AMZN_cum_usd = investment * (1 + AMZN_cum_percentage)
# Show results.
AMZN_cum_percentage
[1] 1.914267
Code
AMZN_cum_usd
[1] 291.4267

The dollar value of $100 invested in Amazon at the end of the 4 years is $291.4267. The cumulative return is 191.4267%. A direct check applies this return over the $100 investment: \(\$100 \times (1+1.914267) = \$291.4267\).

The 191.4267% cumulative return accumulates four years of performance. A separate summary is the mean yearly return. For yearly returns \(R_1,\ldots,R_n\), the arithmetic mean is defined as follows.

\[ \bar{R}_{arith}=\frac{1}{n}\sum_{t=1}^{n}R_t. \]

Code
# Arithmetic mean return.
AMZN_arith_mean_retun = (0.54984265 - 0.22177086 +
                         1.17783149 + 0.10945565) / 4
AMZN_arith_mean_retun
[1] 0.4038397

The arithmetic mean can be misleading when it is used as if it were a compounded growth rate. In this example, the arithmetic mean return is 40.38397% per year. Applying that value as a constant annual growth rate gives the following result.

The repeated-multiplication calculation gives the same type of compounded value.

Code
investment * (1 + AMZN_arith_mean_retun) *
  (1 + AMZN_arith_mean_retun) *
  (1 + AMZN_arith_mean_retun) * (1 + AMZN_arith_mean_retun)
[1] 388.3919

The equivalent power notation gives the same calculation more compactly.

Code
investment * (1 + AMZN_arith_mean_retun) ^ 4
[1] 388.3919

The result is inconsistent with the actual compounded value. The dollar value of $100 invested in Amazon at the end of the 4 years is $291.4267, while applying the arithmetic mean as a growth rate gives $388.3919. The arithmetic mean is useful as a sample summary, but it should be distinguished from the rate that reproduces the multi-period investment value.

The difference is reconciled with the geometric mean return. For gross returns \((1+R_t)\), the geometric mean return is defined as follows.

\[ \bar{R}_{geom}=\left(\prod_{t=1}^{n}(1+R_t)\right)^{1/n}-1. \]

Code
# Geometric mean return.
AMZN_geom_mean_retun = ((1 + 0.54984265) * (1-0.22177086) *
                        (1 + 1.17783149) * (1 + 0.10945565)) ^ (1/4) - 1
AMZN_geom_mean_retun
[1] 0.3065689

The geometric mean return of 30.65689% per year reproduces the compounded investment value: $100 grows to $291.4267 by the end of the fourth year. The calculation can be checked in two equivalent ways.

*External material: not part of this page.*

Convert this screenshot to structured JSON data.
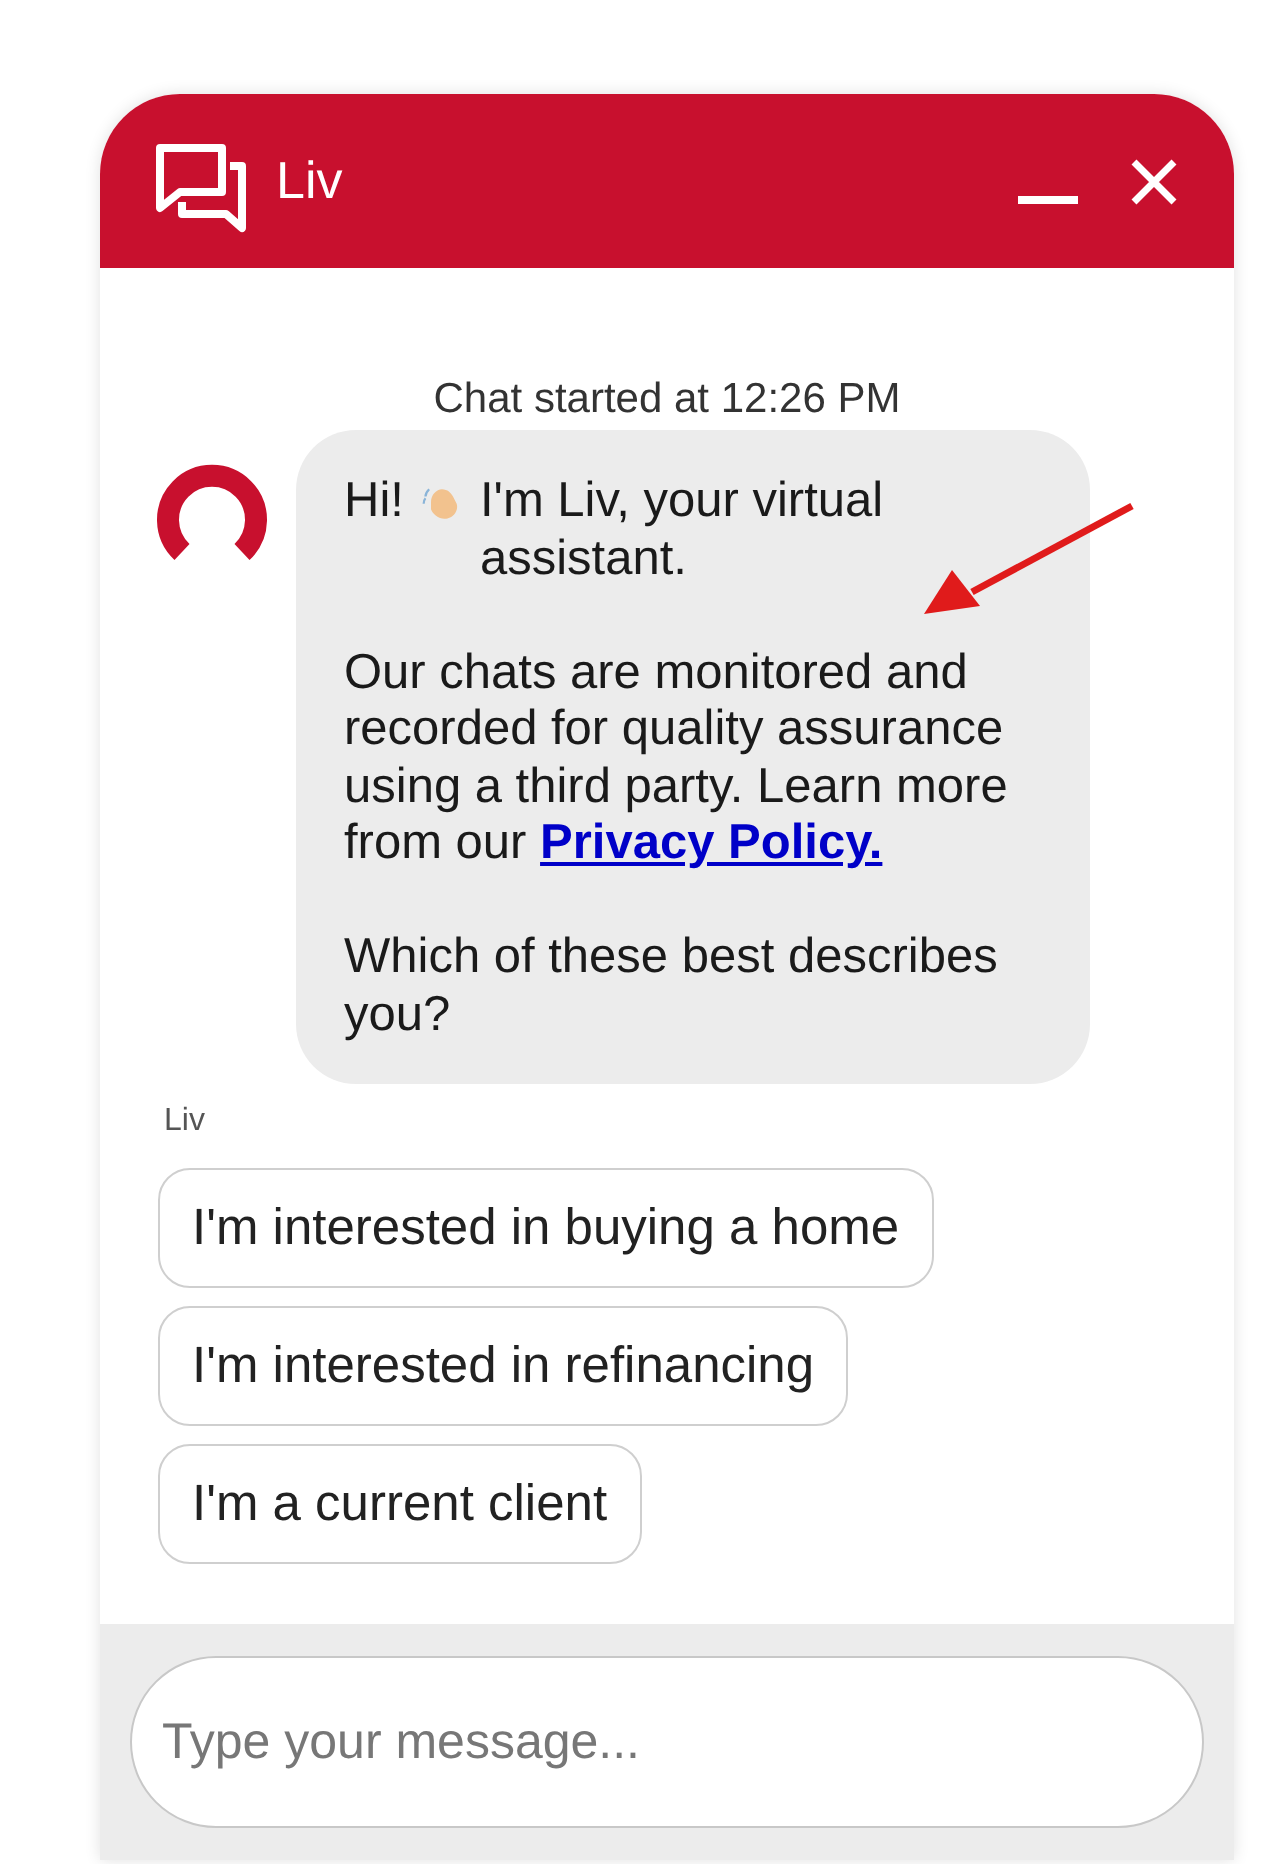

The repeated-multiplication calculation gives the compounded value.

Code
investment * (1 + AMZN_geom_mean_retun) *
  (1 + AMZN_geom_mean_retun) *
  (1 + AMZN_geom_mean_retun) * (1 + AMZN_geom_mean_retun)
[1] 291.4267

The equivalent power notation gives the same compounded value more compactly.

Code
investment * (1 + AMZN_geom_mean_retun) ^ 4
[1] 291.4267

This phenomenon is an example of a result that is well known in mathematics. For positive gross returns, the geometric mean is less than or equal to the arithmetic mean (30.6 < 40.3). The arithmetic mean return of 40.38397% overstates the constant annual growth rate that reproduces the investment value. Fund-performance reporting therefore needs to distinguish between average period returns and compounded growth rates.

For now, the examples use arithmetic returns. The next plot shows how a $100 investment grows each year for each stock. The plotted values are in USD, and each series starts from the same initial investment.

Code
# Yearly returns.
FANG_annual_returns <- FANG |>
    group_by(symbol) |>
    tq_transmute(select     = adjusted,
                 mutate_fun = periodReturn,
                 period     = "yearly",
                 type       = "arithmetic")
# Cumulative returns.
FANG_annual_cum_returns <- FANG_annual_returns |>
  mutate(cr = 100*cumprod(1 + yearly.returns)) |>
  bind_rows(
    FANG_annual_returns |>
      distinct(symbol) |>
      mutate(date = as.Date("2012-12-31"),
             yearly.returns = 0,
             cr = 100)
  ) |>
  arrange(symbol, date) |>
# Plot the results.
  ggplot(aes(x = date, y = cr, fill = symbol)) + geom_col() +
  labs(subtitle = "100 USD investment growth from 2013-01-01 to 2016-12-31.",
  x = "", y = "USD value at the end of the year", color = "") +
  scale_y_continuous(labels = scales::dollar) +
  facet_wrap(~ symbol, ncol = 2, scales = "free_y") +
  theme_tq() +
  scale_color_tq() +
  theme(legend.position = "none", legend.title = element_blank())

FANG_annual_cum_returns
Figure 2.4: Yearly cumulative USD returns, a facet view.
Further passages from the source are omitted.